At the Magdenburg Barracks, you can see a representation of how people lived in the ghetto. There are exhibitions depicting the living conditions and aspects of everyday life.
You won’t see rooms full of shoes or other discarded items from prisoners, like at the Auschwitz museum, but it’s sobering nonetheless.
Crematorium and Cemetery of Soviet Soldiers
South of the main fortress (about 1.2km) is the Crematorium and the Cemetery of Soviet Soldiers.
This was a prison camp more than an extermination camp, and prisoners of war were held at Terezin.
As the Crematorium complex is essentially a Jewish cemetery, the building is closed on Saturdays. It is possible to explore the outside on the Sabbath though.
A walk from the city center to the Crematorium will allow fortress buffs to get a really good look at the moats and structure of the fortress.
It also takes you past the Columbarium, another memorial site dedicated to the ashes of those who died at Terezin.
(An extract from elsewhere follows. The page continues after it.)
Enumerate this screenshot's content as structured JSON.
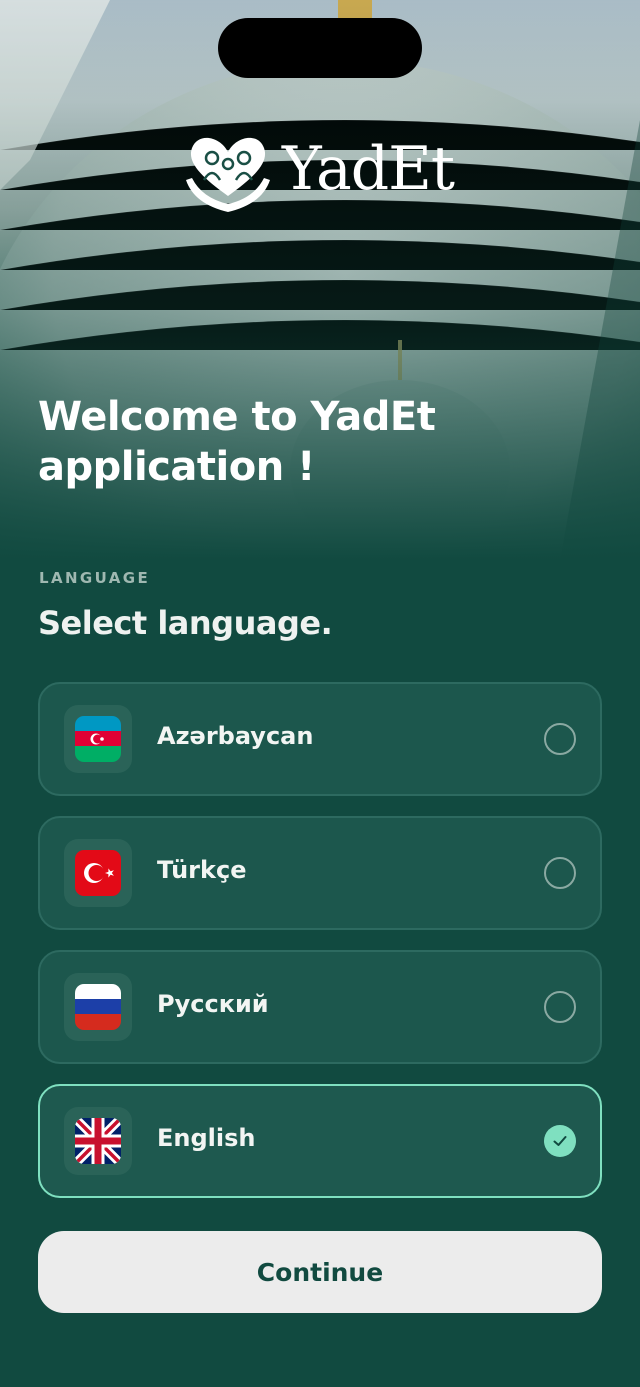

Most of the ashes were unceremoniously dumped in the river by the Nazis.
Pevnost Terezín Museum
For those who are more curious about the fortress before it was a prison, the Pevnost Terezín (Fortress Terezin) museum is dedicated to the design and use of this impressive example of a bastion fortress. Their website offers some more information, but it’s all in Czech so bring your Google Translate!
Restaurants at Terezín
The economy hasn’t been kind to the city over the last few decades. As a result, there are only a handful of restaurants.
In fact, there are only two ATMs in the town.
The town of Litomerice to the north has more options, but if you’re worried about making the bus back, staying in town might be the best choice.
Don’t expect lavish decor when dining in Terezin: just traditional Czech cuisine prepared in small-town style.
Restaurace M (Palackého 144) does a great job with Czech staples and is open until 10 P.M.
Restaurace Atypik (Máchova 91) is also an excellent choice and they close at 9 P.M.
Pizzerie Na Obzoru (Dlouhá 24) is a great choice with over 40 different pizza options and pasta too.
Where to Stay in Terezín
Parkhotel Terezin is your only bet if you want to stay overnight. They have three stars, a restaurant and are reasonably priced if you’re stuck in town.